The landslide killed seven people and injured 23, Ecuadorian authorities said Monday in a new assessment. A first official assessment reported 16 dead and seven missing.

A huge brownish mudslide suddenly descended from the green mountains surrounding Alausi, home to some 45,000 people.

Several dozen houses were buried in the town located about 300 km south of Quito, in an Andean area hit last week by an earthquake that killed fifteen people, including one in neighboring Peru.

Nearly 500 people in total were affected by the flow, on a mountain-clinging neighborhood on the northeastern outskirts of the city.

"We are on the street, nine members of my family have died. They are buried," said survivor Luis Gonzales, interviewed in tears by a local TV station. The man continued to look for his sister in the rubble, without much hope, because he was told that "everything is covered".

Rescue operations and humanitarian assistance in place

Local media footage showed dozens of rescue workers and civilians bustling around the debris trying to pull out buried people in a ballet of ambulances with flashing lights and sirens.

"The government is totally active, focused on the tragedy of Alausi," responded on Twitter Ecuadorian President Guillermo Lasso, assuring that teams of firefighters were at work since the early hours of the morning "to help the citizens affected".

La ayuda para Alausí llega de todas partes. No están solos, todo el país está con ustedes.

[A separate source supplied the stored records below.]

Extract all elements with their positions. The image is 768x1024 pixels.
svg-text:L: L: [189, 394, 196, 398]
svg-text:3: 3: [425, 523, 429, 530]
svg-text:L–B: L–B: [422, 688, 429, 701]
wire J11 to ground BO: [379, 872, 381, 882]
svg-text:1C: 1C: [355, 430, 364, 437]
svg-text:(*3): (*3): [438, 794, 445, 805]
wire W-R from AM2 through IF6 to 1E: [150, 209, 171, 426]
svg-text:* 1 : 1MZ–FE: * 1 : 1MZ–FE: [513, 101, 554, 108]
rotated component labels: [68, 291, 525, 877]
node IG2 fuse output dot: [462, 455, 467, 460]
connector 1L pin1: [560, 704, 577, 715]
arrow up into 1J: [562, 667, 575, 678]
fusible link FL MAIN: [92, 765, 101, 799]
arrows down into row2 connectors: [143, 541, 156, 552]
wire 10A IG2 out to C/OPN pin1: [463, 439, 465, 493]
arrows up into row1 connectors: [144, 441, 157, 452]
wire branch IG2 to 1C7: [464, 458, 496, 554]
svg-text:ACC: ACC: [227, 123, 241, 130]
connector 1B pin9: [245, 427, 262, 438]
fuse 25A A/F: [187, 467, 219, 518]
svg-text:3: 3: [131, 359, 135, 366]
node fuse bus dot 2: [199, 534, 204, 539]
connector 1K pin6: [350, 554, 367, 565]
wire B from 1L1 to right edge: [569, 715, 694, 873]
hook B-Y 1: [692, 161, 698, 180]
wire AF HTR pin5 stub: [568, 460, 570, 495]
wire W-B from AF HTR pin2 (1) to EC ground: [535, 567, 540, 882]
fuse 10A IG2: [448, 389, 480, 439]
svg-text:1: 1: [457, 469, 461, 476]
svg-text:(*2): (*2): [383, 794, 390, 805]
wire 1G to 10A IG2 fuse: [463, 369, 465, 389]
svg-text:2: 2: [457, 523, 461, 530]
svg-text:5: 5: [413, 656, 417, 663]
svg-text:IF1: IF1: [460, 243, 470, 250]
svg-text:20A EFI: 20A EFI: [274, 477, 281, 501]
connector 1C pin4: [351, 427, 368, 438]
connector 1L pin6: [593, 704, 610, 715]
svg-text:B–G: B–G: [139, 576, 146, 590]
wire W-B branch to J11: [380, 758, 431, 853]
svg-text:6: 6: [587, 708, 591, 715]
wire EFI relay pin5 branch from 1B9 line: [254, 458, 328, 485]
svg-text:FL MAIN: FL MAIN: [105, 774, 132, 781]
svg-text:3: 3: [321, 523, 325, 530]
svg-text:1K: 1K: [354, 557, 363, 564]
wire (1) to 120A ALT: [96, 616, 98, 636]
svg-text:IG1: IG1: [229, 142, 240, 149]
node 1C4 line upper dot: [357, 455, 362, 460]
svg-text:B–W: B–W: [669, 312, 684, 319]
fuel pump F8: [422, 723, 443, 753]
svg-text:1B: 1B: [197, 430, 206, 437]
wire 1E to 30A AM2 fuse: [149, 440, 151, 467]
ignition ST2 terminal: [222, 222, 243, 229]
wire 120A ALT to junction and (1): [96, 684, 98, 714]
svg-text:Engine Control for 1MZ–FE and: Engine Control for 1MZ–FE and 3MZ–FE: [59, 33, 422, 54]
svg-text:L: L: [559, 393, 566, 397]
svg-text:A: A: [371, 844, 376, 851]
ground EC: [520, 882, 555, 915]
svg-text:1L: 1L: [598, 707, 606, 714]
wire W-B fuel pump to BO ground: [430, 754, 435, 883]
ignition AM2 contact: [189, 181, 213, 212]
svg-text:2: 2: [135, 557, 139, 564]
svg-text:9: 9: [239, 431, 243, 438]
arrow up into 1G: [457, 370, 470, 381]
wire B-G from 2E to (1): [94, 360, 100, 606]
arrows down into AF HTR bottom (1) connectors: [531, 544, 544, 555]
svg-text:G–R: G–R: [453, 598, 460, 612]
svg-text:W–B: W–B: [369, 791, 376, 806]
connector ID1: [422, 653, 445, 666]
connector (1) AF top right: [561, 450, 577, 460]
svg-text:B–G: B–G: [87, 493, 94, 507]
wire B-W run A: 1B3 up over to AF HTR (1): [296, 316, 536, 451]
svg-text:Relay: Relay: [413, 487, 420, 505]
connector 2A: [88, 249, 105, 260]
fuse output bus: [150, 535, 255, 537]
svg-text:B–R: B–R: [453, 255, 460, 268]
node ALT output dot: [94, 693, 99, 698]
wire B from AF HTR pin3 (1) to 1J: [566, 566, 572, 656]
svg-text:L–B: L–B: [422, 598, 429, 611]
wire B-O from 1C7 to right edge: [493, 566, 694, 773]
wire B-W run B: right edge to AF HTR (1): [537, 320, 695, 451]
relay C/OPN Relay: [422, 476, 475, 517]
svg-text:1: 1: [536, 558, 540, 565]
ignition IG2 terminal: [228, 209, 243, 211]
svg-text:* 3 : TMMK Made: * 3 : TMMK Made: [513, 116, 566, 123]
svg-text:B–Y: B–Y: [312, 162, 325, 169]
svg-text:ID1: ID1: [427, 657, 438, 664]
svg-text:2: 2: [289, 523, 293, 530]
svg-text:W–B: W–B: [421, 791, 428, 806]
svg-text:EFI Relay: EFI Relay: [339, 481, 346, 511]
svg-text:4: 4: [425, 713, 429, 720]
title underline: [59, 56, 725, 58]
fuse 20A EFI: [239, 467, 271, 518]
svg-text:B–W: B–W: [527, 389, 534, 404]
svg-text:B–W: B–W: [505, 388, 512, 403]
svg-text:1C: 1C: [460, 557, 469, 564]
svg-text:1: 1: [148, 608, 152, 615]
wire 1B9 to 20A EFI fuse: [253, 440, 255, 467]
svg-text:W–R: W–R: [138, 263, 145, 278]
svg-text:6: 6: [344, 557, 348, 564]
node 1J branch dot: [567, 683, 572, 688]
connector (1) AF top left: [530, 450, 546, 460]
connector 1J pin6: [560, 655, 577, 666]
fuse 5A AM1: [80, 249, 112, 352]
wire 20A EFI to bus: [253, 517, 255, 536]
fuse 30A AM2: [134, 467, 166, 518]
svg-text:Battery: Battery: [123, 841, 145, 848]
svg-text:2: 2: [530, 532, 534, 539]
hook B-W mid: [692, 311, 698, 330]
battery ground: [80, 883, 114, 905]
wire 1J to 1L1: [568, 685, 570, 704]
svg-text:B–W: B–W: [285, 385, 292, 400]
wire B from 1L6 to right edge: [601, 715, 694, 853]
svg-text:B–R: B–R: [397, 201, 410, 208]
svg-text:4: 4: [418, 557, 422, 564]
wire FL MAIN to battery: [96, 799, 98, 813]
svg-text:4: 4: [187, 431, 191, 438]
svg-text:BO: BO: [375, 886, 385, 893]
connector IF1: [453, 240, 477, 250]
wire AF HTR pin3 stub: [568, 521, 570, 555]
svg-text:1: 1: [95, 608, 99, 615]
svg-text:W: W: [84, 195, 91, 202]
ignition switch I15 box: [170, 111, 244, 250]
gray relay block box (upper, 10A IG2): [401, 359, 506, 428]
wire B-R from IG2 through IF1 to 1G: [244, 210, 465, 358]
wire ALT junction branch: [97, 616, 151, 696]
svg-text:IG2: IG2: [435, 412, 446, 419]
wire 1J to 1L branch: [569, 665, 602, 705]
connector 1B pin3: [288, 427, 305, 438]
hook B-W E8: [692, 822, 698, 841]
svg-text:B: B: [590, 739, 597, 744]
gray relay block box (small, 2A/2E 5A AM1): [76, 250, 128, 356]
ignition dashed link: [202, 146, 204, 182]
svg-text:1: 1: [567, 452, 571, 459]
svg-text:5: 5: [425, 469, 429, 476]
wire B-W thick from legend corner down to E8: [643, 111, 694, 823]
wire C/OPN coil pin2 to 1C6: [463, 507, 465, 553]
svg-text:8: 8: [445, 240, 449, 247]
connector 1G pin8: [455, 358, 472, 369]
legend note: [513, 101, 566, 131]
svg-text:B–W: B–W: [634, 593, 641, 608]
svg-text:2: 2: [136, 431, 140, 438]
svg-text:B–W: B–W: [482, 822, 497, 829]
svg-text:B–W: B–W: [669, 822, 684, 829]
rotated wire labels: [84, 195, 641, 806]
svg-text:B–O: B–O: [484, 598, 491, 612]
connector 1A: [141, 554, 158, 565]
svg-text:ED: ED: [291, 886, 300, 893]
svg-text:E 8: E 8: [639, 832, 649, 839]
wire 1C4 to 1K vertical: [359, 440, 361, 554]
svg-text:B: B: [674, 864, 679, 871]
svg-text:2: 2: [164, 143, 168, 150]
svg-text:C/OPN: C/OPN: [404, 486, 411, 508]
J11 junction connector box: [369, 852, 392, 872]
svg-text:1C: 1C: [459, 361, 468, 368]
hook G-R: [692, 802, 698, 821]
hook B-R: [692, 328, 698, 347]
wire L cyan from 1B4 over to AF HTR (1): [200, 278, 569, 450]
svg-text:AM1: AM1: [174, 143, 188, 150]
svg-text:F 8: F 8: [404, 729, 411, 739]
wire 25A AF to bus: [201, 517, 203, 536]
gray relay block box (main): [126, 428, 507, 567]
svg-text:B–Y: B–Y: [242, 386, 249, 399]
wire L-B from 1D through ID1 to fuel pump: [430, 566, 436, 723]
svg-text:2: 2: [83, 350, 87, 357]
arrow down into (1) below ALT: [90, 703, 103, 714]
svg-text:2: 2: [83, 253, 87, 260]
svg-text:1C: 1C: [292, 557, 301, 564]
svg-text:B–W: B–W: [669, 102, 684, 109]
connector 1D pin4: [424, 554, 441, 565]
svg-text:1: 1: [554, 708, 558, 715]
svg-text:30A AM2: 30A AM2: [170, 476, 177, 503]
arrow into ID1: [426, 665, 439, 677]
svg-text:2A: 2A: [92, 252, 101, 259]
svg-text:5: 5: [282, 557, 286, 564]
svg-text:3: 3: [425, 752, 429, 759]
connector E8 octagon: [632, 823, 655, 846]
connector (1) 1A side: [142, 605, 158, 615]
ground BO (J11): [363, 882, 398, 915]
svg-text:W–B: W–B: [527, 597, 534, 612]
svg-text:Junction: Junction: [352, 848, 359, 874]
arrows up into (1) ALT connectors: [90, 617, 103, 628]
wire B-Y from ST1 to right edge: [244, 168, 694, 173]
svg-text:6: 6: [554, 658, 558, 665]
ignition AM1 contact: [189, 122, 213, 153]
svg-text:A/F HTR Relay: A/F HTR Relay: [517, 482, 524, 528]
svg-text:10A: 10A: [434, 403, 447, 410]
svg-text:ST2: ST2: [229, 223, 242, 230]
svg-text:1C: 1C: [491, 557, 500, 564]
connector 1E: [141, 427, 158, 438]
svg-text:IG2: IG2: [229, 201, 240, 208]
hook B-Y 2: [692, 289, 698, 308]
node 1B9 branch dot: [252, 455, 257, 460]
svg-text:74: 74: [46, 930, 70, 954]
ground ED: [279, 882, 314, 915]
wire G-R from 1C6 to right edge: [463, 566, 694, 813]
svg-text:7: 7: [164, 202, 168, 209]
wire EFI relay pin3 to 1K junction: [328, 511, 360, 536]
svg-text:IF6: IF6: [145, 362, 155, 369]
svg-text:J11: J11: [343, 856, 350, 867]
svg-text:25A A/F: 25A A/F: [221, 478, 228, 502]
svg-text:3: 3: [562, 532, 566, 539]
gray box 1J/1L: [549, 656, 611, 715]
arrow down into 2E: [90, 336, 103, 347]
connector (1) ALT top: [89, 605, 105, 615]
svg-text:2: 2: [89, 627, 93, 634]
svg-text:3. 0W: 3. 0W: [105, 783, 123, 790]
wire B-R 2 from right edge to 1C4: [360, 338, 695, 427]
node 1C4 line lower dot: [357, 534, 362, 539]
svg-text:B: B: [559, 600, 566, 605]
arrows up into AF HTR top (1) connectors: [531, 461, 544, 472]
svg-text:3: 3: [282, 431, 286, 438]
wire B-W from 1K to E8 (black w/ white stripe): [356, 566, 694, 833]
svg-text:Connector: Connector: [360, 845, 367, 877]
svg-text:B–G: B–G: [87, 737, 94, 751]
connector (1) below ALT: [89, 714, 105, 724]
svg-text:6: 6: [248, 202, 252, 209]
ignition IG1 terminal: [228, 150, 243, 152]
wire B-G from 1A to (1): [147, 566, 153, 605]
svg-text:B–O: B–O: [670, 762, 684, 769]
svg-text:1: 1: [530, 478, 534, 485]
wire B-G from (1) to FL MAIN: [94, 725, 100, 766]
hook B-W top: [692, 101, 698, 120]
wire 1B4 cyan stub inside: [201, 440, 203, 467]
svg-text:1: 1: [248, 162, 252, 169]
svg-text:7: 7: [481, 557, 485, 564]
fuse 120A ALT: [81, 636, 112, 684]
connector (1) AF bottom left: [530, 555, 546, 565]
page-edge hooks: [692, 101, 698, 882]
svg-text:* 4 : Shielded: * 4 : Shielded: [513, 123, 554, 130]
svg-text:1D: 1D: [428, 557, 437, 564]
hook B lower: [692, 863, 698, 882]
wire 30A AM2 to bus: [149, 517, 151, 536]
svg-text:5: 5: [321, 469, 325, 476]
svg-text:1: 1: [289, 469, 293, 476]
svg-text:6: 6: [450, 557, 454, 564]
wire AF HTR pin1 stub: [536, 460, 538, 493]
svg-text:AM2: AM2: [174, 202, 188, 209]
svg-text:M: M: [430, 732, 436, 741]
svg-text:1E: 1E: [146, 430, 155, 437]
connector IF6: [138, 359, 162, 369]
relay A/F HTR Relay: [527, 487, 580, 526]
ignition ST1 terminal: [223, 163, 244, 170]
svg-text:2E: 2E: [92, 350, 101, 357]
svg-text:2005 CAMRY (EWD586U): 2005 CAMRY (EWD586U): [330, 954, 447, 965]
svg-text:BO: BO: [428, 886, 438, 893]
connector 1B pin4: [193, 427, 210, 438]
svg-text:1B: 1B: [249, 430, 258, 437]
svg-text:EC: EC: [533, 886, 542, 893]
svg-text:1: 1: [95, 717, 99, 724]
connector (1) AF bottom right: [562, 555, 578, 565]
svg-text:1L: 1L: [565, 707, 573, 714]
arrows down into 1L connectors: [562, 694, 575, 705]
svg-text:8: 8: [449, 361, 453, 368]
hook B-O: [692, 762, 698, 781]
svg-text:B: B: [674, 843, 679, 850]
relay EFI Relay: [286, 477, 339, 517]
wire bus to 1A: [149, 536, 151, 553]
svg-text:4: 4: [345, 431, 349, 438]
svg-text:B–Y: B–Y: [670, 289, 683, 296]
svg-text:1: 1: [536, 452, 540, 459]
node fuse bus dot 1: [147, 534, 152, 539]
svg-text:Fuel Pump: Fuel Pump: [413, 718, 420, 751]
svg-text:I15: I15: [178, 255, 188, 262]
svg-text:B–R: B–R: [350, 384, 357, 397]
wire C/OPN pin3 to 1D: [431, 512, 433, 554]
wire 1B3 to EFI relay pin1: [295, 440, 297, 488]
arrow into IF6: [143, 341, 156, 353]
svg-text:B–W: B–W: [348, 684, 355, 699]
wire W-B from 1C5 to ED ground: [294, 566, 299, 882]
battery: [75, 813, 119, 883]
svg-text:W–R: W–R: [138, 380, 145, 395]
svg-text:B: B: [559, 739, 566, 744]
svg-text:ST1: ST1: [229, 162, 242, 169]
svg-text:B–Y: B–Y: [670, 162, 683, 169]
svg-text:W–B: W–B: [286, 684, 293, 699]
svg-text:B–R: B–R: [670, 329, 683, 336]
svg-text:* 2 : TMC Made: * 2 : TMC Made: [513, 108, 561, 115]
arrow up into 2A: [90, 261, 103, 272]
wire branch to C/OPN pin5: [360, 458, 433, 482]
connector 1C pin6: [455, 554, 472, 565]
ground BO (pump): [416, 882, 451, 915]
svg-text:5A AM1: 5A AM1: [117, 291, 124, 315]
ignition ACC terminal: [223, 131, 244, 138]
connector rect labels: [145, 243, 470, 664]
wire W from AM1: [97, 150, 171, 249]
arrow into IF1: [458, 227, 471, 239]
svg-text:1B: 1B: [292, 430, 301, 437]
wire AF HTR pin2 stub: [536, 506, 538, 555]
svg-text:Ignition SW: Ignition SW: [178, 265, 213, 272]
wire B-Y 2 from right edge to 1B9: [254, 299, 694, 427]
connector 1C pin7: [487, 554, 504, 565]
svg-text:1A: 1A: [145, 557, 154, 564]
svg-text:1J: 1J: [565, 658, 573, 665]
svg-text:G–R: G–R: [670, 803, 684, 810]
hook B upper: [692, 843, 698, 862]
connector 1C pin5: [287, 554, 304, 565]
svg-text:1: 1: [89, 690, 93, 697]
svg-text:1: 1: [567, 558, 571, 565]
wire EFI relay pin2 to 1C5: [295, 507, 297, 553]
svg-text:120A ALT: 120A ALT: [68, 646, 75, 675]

El Gobierno del Ecuador no ha escatimado recursos para las labores de rescate, para proveer de lo necesario a los afectados y devolver la esperanza a los ciudadanos. #CruzadaPorLaGente pic.twitter.com/YnMZcwDPq6

— Guillermo Lasso (@LassoGuillermo) March 27, 2023

The area where the tragedy occurred had been on "yellow alert" since February for the risk of landslides, due to severe weather affecting the region in recent weeks.

Authorities had also warned of a possible collapse of the E35 road in the Casual area, where part of the mountain had broken off.

The Chimborazo governor's office said it was preparing food collection centers to help those affected. The armed forces are involved in relief operations and in the delivery of materials to build temporary shelters.

For its part, the local Red Cross provided "pre-hospital care" to the victims. Residents of nearby villages also arrived in the early hours of the morning to participate in the rescue operations.

987 incidents caused by bad weather since January

The city of Alausi is known worldwide for the "Devil's Nose", a steep slope through which Ecuador's Trans-Andean railway line passes, a stretch nicknamed the "most difficult train in the world" because of its dangerousness.

Since January, heavy rains have already left 22 people dead and 346 homeless in the country. More than 6,900 homes were damaged and 72 were destroyed, according to authorities. Some 987 incidents were caused by severe weather, such as flooding and landslides.

In February, rains led to a five-day suspension of crude oil pumping because an oil pipeline threatened to break after a bridge collapsed.